Benefits of Plant-based Diets
May 5/Oslo, Norway/Food Business Week -- According to a study from Oslo, Norway, "A plant-based diet protects against chronic oxidative stress-related diseases. Dietary plants contain variable chemical families and amounts of antioxidants."
"It has been hypothesized that plant antioxidants may contribute to the beneficial health effects of dietary plants. Our objective was to develop a comprehensive food database consisting of the total antioxidant content of typical foods as well as other dietary items such as traditional medicine plants, herbs and spices and dietary supplements. This database is intended for use in a wide range of nutritional research, from in vitro and cell and animal studies, to clinical trials and nutritional epidemiological studies. We procured samples from countries worldwide and assayed the samples for their total antioxidant content using a modified version of the FRAP assay. and sample information (such as country of origin, product and/or brand name) were registered for each individual food sample and constitute the Antioxidant Food Table.
"The results demonstrate that there are several thousand-fold differences in antioxidant content of foods. Spices, herbs and supplements include the most antioxidant-rich products in our study, some exceptionally high.

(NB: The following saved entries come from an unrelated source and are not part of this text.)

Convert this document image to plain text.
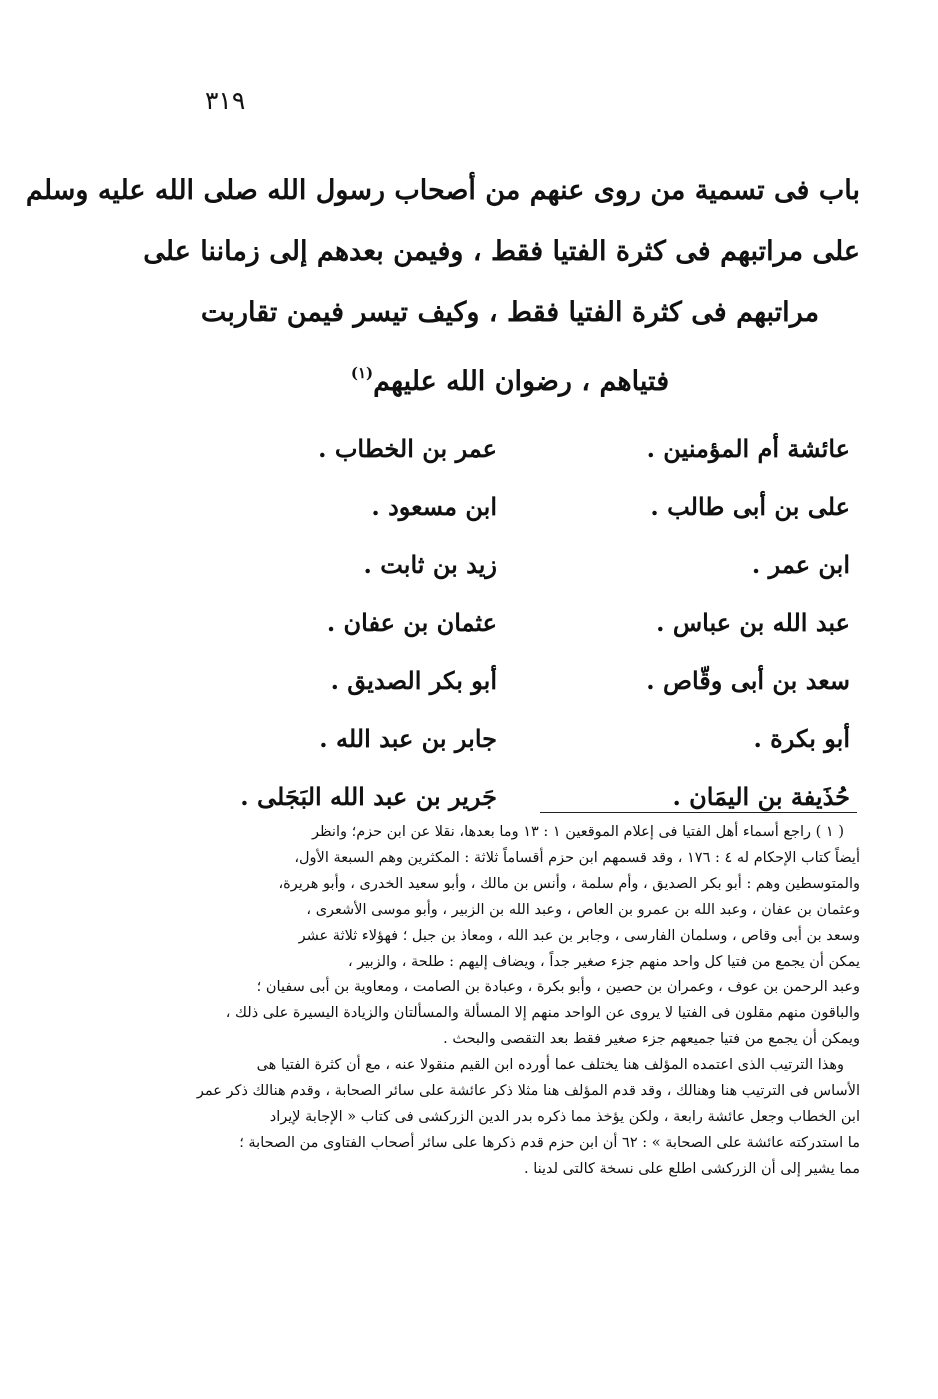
٣١٩
باب فى تسمية من روى عنهم من أصحاب رسول الله صلى الله عليه وسلم
على مراتبهم فى كثرة الفتيا فقط ، وفيمن بعدهم إلى زماننا على
مراتبهم فى كثرة الفتيا فقط ، وكيف تيسر فيمن تقاربت
فتياهم ، رضوان الله عليهم$^{(١)}$
عائشة أم المؤمنين .
عمر بن الخطاب .
على بن أبى طالب .
ابن مسعود .
ابن عمر .
زيد بن ثابت .
عبد الله بن عباس .
عثمان بن عفان .
سعد بن أبى وقّاص .
أبو بكر الصديق .
أبو بكرة .
جابر بن عبد الله .
حُذَيفة بن اليمَان .
جَرير بن عبد الله البَجَلى .
( ١ ) راجع أسماء أهل الفتيا فى إعلام الموقعين ١ : ١٣ وما بعدها، نقلا عن ابن حزم؛ وانظر
أيضاً كتاب الإحكام له ٤ : ١٧٦ ، وقد قسمهم ابن حزم أقساماً ثلاثة : المكثرين وهم السبعة الأول،
والمتوسطين وهم : أبو بكر الصديق ، وأم سلمة ، وأنس بن مالك ، وأبو سعيد الخدرى ، وأبو هريرة،
وعثمان بن عفان ، وعبد الله بن عمرو بن العاص ، وعبد الله بن الزبير ، وأبو موسى الأشعرى ،
وسعد بن أبى وقاص ، وسلمان الفارسى ، وجابر بن عبد الله ، ومعاذ بن جبل ؛ فهؤلاء ثلاثة عشر
يمكن أن يجمع من فتيا كل واحد منهم جزء صغير جداً ، ويضاف إليهم : طلحة ، والزبير ،
وعبد الرحمن بن عوف ، وعمران بن حصين ، وأبو بكرة ، وعبادة بن الصامت ، ومعاوية بن أبى سفيان ؛
والباقون منهم مقلون فى الفتيا لا يروى عن الواحد منهم إلا المسألة والمسألتان والزيادة اليسيرة على ذلك ،
ويمكن أن يجمع من فتيا جميعهم جزء صغير فقط بعد التقصى والبحث .
وهذا الترتيب الذى اعتمده المؤلف هنا يختلف عما أورده ابن القيم منقولا عنه ، مع أن كثرة الفتيا هى
الأساس فى الترتيب هنا وهنالك ، وقد قدم المؤلف هنا مثلا ذكر عائشة على سائر الصحابة ، وقدم هنالك ذكر عمر
ابن الخطاب وجعل عائشة رابعة ، ولكن يؤخذ مما ذكره بدر الدين الزركشى فى كتاب « الإجابة لإيراد
ما استدركته عائشة على الصحابة » : ٦٢ أن ابن حزم قدم ذكرها على سائر أصحاب الفتاوى من الصحابة ؛
مما يشير إلى أن الزركشى اطلع على نسخة كالتى لدينا .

Berries, fruits, nuts, chocolate, vegetables and products thereof constitute common foods and beverages with high antioxidant values. This database is to our best knowledge the most comprehensive Antioxidant Food Database published, and it shows that plant-based foods introduce significantly more antioxidants into human diet than non-plant foods. Because of the large variations observed between otherwise comparable food samples the study emphasizes the importance of using a comprehensive database combined with a detailed system for food registration in clinical and epidemiological studies," wrote M.H. Carlsen and colleagues, University of Oslo.
The researchers concluded, "The present antioxidant database is therefore an essential research tool to further elucidate the potential health effects of phytochemical antioxidants in diet."
Carlsen and colleagues published their study in Nutrition Journal ("The Total Antioxidant Content of More than 3100 Foods, Beverages, Spices, Herbs and Supplements Used Worldwide." Nutrition Journal, 2010;9():3).